There are many different choices for mulching your tomatoes. Organic materials include grass clippings, leaves, straw or even sawdust which will eventually decompose and help feed millions of microorganisms living in the soil.  Inorganic materials include rocks, pebbles, plastic sheeting and landscaping fabric.

The National Gardening Association recommends that if you use wood chips, bark or sawdust, add extra nitrogen fertilizer to the soil. Otherwise, soil microorganisms will temporarily tie up nitrogen which they need for growth, while the mulch is broken down.

Plastic mulches, including black and red, have been recommended for tomatoes and are an inorganic way to mulch.  Make sure to secure plastic mulch so that it makes contact with the soil.
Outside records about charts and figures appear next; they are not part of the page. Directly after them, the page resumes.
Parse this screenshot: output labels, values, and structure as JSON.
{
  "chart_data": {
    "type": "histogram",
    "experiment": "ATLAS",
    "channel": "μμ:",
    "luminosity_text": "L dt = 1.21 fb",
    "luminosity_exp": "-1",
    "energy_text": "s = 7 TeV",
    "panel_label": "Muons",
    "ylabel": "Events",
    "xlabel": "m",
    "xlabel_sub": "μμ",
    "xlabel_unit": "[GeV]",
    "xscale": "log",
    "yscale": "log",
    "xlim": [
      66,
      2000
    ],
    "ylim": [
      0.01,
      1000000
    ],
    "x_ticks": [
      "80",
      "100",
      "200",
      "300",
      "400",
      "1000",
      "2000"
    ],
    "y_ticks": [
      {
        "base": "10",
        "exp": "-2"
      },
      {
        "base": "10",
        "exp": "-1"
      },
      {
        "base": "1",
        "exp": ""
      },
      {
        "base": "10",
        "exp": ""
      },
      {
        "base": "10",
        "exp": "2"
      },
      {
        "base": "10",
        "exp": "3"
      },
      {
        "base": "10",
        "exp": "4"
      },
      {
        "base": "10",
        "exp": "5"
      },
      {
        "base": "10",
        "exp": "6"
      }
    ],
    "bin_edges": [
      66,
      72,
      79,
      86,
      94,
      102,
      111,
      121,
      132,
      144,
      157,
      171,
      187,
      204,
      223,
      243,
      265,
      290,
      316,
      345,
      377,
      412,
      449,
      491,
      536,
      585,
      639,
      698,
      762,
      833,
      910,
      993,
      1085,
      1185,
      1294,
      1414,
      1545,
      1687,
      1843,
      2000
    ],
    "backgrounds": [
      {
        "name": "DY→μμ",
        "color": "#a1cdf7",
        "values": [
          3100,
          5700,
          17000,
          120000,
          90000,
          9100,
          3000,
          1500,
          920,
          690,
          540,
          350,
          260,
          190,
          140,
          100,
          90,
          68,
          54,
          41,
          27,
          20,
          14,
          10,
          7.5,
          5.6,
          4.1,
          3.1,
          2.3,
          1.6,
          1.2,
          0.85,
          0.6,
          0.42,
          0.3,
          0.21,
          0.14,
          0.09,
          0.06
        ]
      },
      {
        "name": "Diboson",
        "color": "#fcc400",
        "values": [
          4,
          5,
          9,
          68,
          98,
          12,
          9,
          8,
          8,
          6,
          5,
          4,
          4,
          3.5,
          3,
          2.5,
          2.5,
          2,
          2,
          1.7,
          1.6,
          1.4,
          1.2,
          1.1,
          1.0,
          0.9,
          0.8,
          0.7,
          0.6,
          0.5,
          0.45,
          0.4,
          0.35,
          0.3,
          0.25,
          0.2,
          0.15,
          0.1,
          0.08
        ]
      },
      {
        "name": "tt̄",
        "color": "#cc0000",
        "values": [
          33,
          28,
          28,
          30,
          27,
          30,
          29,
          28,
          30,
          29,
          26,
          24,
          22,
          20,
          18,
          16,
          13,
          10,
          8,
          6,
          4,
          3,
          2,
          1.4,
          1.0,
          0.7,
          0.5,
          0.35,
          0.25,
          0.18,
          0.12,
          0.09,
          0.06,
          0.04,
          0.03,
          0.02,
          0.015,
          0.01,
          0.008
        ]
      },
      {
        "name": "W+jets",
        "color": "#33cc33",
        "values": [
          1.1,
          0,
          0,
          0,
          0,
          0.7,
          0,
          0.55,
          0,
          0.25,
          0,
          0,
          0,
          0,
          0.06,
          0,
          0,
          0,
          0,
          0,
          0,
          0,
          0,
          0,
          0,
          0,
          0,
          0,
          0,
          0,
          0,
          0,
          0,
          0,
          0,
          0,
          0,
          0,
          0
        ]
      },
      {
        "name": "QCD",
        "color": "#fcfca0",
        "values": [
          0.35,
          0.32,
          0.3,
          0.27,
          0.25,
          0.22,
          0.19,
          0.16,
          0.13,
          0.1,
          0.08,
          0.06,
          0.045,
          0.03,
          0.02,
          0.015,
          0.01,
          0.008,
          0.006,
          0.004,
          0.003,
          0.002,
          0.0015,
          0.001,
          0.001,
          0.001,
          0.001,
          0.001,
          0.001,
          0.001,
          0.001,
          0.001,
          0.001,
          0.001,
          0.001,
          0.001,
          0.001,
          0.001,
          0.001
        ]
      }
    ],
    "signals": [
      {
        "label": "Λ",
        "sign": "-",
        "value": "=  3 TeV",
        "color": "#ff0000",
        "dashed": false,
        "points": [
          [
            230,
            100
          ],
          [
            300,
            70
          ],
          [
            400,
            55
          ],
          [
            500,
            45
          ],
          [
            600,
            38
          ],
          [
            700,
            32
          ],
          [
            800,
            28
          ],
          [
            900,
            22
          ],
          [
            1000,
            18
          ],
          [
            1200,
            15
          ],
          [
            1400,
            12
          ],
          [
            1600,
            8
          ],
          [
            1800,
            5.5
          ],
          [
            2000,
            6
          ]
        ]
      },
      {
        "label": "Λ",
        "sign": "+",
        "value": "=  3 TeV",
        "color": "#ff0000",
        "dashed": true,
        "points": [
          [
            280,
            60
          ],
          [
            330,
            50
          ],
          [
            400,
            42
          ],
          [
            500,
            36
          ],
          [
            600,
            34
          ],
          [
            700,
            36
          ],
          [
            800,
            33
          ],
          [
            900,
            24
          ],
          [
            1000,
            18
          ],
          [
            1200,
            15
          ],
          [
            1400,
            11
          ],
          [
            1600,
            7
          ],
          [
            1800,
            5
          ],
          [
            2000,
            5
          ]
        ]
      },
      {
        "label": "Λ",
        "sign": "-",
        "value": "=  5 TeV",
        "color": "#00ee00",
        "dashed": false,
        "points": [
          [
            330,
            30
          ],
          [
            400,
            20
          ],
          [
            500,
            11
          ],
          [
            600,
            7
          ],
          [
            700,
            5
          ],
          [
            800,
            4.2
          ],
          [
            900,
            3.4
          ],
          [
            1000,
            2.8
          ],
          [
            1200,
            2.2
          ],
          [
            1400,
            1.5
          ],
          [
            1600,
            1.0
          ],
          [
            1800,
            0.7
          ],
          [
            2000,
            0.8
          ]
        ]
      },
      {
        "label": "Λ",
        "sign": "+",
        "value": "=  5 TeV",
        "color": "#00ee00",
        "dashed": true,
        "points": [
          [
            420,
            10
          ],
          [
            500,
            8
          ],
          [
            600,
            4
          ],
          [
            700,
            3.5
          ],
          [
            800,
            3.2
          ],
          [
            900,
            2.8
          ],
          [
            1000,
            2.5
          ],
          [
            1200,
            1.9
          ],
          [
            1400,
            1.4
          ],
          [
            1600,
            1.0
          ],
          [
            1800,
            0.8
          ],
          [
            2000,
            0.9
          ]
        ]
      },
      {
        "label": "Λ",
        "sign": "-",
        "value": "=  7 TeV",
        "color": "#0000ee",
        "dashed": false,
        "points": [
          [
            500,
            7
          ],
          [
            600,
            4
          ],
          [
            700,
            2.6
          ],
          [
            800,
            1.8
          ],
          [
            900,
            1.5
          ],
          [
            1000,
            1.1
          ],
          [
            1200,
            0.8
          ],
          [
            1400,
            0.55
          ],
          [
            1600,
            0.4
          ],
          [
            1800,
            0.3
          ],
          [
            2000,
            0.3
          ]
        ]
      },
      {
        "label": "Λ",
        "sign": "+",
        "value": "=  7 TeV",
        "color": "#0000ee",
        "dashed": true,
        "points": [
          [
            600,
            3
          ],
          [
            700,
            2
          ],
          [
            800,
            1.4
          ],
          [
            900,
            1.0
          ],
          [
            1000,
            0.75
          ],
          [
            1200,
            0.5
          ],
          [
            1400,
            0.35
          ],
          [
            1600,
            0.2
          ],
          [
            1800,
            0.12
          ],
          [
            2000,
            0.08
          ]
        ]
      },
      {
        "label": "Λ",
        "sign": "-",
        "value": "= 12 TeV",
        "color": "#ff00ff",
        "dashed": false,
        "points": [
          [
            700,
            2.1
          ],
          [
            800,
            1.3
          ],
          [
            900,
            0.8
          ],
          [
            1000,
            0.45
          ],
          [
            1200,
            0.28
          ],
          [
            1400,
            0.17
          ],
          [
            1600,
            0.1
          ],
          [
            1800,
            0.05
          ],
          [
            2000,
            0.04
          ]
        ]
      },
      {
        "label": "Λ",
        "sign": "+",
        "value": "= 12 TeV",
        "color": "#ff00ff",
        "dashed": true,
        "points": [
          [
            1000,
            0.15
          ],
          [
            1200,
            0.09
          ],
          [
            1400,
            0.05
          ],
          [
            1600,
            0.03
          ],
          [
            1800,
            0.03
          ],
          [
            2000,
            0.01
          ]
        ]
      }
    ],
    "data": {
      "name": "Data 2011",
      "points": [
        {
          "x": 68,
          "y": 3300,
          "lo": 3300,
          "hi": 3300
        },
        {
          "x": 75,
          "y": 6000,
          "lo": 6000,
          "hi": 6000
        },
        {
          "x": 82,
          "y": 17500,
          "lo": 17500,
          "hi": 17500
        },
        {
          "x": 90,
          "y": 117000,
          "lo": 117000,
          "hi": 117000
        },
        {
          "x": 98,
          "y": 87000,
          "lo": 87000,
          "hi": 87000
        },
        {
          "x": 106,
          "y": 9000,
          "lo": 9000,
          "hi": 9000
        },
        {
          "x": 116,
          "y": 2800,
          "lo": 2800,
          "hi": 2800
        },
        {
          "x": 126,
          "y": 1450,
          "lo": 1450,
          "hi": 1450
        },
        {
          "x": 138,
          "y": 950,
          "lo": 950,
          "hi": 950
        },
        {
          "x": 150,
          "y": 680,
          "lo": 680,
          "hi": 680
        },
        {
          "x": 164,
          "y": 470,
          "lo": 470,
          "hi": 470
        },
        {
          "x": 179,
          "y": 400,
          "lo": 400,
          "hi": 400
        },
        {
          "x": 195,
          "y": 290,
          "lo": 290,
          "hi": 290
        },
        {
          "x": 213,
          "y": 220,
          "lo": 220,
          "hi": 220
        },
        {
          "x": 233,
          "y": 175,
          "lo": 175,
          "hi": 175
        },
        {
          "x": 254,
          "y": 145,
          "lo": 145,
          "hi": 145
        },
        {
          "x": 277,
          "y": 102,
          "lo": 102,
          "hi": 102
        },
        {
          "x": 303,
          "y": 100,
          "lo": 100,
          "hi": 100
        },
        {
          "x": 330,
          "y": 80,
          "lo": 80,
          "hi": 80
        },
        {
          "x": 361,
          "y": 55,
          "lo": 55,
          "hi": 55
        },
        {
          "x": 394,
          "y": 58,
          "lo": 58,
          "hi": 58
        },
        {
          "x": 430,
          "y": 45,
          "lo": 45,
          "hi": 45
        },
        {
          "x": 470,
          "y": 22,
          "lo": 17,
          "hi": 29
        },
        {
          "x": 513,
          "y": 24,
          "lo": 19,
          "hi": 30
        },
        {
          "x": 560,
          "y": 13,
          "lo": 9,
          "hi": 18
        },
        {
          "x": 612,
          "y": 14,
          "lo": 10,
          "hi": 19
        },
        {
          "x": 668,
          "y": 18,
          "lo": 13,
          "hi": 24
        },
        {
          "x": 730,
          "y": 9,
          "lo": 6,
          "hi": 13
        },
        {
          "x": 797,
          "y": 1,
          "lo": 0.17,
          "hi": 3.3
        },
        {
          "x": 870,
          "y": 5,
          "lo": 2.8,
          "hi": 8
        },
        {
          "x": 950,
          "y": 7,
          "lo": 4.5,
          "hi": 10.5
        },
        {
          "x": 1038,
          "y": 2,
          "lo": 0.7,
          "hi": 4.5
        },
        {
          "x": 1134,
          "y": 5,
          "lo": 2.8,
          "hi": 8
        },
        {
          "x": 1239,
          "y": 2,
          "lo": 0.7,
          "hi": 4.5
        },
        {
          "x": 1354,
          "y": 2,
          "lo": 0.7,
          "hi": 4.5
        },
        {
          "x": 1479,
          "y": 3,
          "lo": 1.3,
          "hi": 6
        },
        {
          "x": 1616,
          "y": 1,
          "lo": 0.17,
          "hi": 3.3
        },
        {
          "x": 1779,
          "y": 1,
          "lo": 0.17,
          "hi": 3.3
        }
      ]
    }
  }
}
When you transplant, cut a hole or slit in the plastic.  You can make additional small holes to help rainwater soak through.

The National Garden Association advises that you should wait to mulch your tomato plants for four to five weeks after planting – while the ground  warms up.  If you mulch  too early, you will keep the soil cool and delay your harvest.

Moss

Moss can grow quickly in the spring and if you notice moss taking over parts of your lawn, Illinois Extension explains that moss is a space filler, not an invader.  It will seek out a shady or moist spot that does not contain other life.

If you have unwanted moss in your lawn, it is a signal that the grass is weak and you must find out why the grass is not growing in order to remedy the problem.Adding limestone is not recommended by Illinois Extension as it will not help unless a soil test has shown the pH needs to be raised.  Moss killing products can also be ineffective.

Focus on improving the health of lawn grass. Too much shade encourages moss, so use a grass mix that is correct for your site conditions.  You may need to modify site conditions to favor lawn grasses, fertilize in sunny spots, mow higher and reduce soil compaction by core aerifying.

Myosotis

Finally, enjoy the spring blooms!  In addition to spring bulbs, flowering trees, perennials and shrubs are now in full bloom.  A favorite bright spring flower is Myosotis, commonly called forget-me-nots, which have charming, small daisy-like flowers in shades of blue, yellow or white with yellow or white eyes.

Myosotis are native to woods, meadows and wet areas of Europe, Asia, Australia, New Zealand and North and South America and include 50 species which can be annual, biennial or perennial.

Myosotis bloom in May and self-seed freely. They have a fairy effect when planted en masse and work well in rock gardens, in the front of beds and borders and at waterside.